With that flag, an unavailable MLX runtime fails the designated keystone tests instead of reporting successful validation with silent skips.

  • The checked-in Qwen2.5-0.5B-Instruct packet proves one real model in one family: dense-decoder-transformer. It passed 29 source-to-MLX parity rungs, exact greedy-token comparison, and an independent offline MLX-LM cross-check.
  • That run does not prove another dense-decoder config or any of the other 16 routed families. Each still needs its own source oracle, architecture-module implementation, complete checkpoint conversion, and parity packet.
  • Exact-output parity is the only controlled built-in task quality gate. Domain evaluation remains required for language quality, vision, audio, speech, diffusion, streaming, scientific tasks, and any lossy change.
  • The bf16-weight-cast receipt is a reproducible performance observation for the captured Qwen load-plus-six-token workload. It is not promoted because no external signature or out-of-repository trust root exists. Other models, workloads, hardware/software profiles, metrics, and optimization claims still require compatible real Apple Silicon receipts.
  • Target-chip latency, throughput, memory, energy, compilation, and thermal measurements.
  • End-to-end validation of a measured-together optimization stack.
  • License and publication review for a particular converted checkpoint.
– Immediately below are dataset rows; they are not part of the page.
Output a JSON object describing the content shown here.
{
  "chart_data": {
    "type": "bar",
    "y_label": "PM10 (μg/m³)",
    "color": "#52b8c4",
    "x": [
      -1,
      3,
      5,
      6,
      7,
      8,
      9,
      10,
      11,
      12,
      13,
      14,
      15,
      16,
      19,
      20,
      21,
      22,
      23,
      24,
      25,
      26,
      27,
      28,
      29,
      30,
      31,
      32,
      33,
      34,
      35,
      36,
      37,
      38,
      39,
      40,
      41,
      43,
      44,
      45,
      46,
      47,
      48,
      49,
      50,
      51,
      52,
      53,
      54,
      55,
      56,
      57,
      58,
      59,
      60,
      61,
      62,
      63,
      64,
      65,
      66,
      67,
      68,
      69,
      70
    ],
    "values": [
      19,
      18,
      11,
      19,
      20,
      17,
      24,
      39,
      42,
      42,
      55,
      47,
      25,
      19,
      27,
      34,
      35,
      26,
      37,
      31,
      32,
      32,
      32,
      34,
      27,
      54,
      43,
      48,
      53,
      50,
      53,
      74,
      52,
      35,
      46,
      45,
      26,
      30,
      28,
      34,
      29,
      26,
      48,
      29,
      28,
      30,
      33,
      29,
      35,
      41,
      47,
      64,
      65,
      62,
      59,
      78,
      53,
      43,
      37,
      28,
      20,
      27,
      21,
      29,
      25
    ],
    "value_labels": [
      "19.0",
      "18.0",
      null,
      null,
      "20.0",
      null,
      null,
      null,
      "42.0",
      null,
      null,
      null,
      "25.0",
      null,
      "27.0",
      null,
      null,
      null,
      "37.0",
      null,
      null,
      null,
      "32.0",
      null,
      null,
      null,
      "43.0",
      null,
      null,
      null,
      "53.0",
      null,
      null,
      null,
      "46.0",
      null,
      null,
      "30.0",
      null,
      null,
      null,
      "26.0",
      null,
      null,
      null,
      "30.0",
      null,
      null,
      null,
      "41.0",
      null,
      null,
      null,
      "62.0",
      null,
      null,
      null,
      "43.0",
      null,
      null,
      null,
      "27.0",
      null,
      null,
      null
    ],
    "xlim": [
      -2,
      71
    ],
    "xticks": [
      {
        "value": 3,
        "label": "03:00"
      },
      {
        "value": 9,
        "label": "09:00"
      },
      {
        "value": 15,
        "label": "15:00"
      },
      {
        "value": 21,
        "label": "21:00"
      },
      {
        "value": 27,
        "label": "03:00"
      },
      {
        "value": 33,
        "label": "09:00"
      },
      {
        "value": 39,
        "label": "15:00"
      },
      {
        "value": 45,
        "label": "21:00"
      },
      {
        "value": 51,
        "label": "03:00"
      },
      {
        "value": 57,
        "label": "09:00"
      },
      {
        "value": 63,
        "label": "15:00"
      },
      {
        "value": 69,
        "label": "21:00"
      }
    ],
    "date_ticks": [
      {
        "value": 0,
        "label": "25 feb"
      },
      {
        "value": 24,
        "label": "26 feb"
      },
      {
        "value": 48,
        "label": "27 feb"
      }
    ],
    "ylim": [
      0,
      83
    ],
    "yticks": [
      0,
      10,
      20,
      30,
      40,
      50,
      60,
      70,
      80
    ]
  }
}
Static source-format inspection of ONNX, GGUF, Flax/Orbax, TensorFlow/Keras, Core ML, or safetensors artifacts is metadata triage only. The repository does not lower arbitrary graphs from those formats into executable MLX.

What requires network access

  • Live source-link checks: python3 mlx-model-porting/scripts/validate_sources.py mlx-model-porting --check-urls.
  • Upstream revision drift detection and collection of new research candidates.
  • Live GitHub contributor collection and external researcher execution.

Offline tests exercise deterministic fakes and contract fixtures for these paths. That does not prove a live upstream service, token, repository, or result is available.

Offline release gates

Run from the repository root:

python3 -m unittest discover -s tests -v
python3 mlx-model-porting/scripts/audit_skill.py --strict mlx-model-porting
python3 mlx-model-porting/scripts/validate_sources.py mlx-model-porting
python3 mlx-model-porting/scripts/knowledge_curator.py --check-backlog
python3 mlx-model-porting/scripts/validate_benchmarks.py check
python3 mlx-model-porting/scripts/generate_claim_catalog.py --check
python3 mlx-model-porting/scripts/generate_evidence_index.py --check
python3 mlx-model-porting/scripts/generate_site_data.py --check
node --check site/data.js
node --check site/app.js
python3 mlx-model-porting/scripts/manifest.py check
git diff --check

check modes are non-mutating drift gates. Regeneration commands and ownership rules are documented in CONTRIBUTING.md; MANIFEST.json must be regenerated last after all distributed files are final.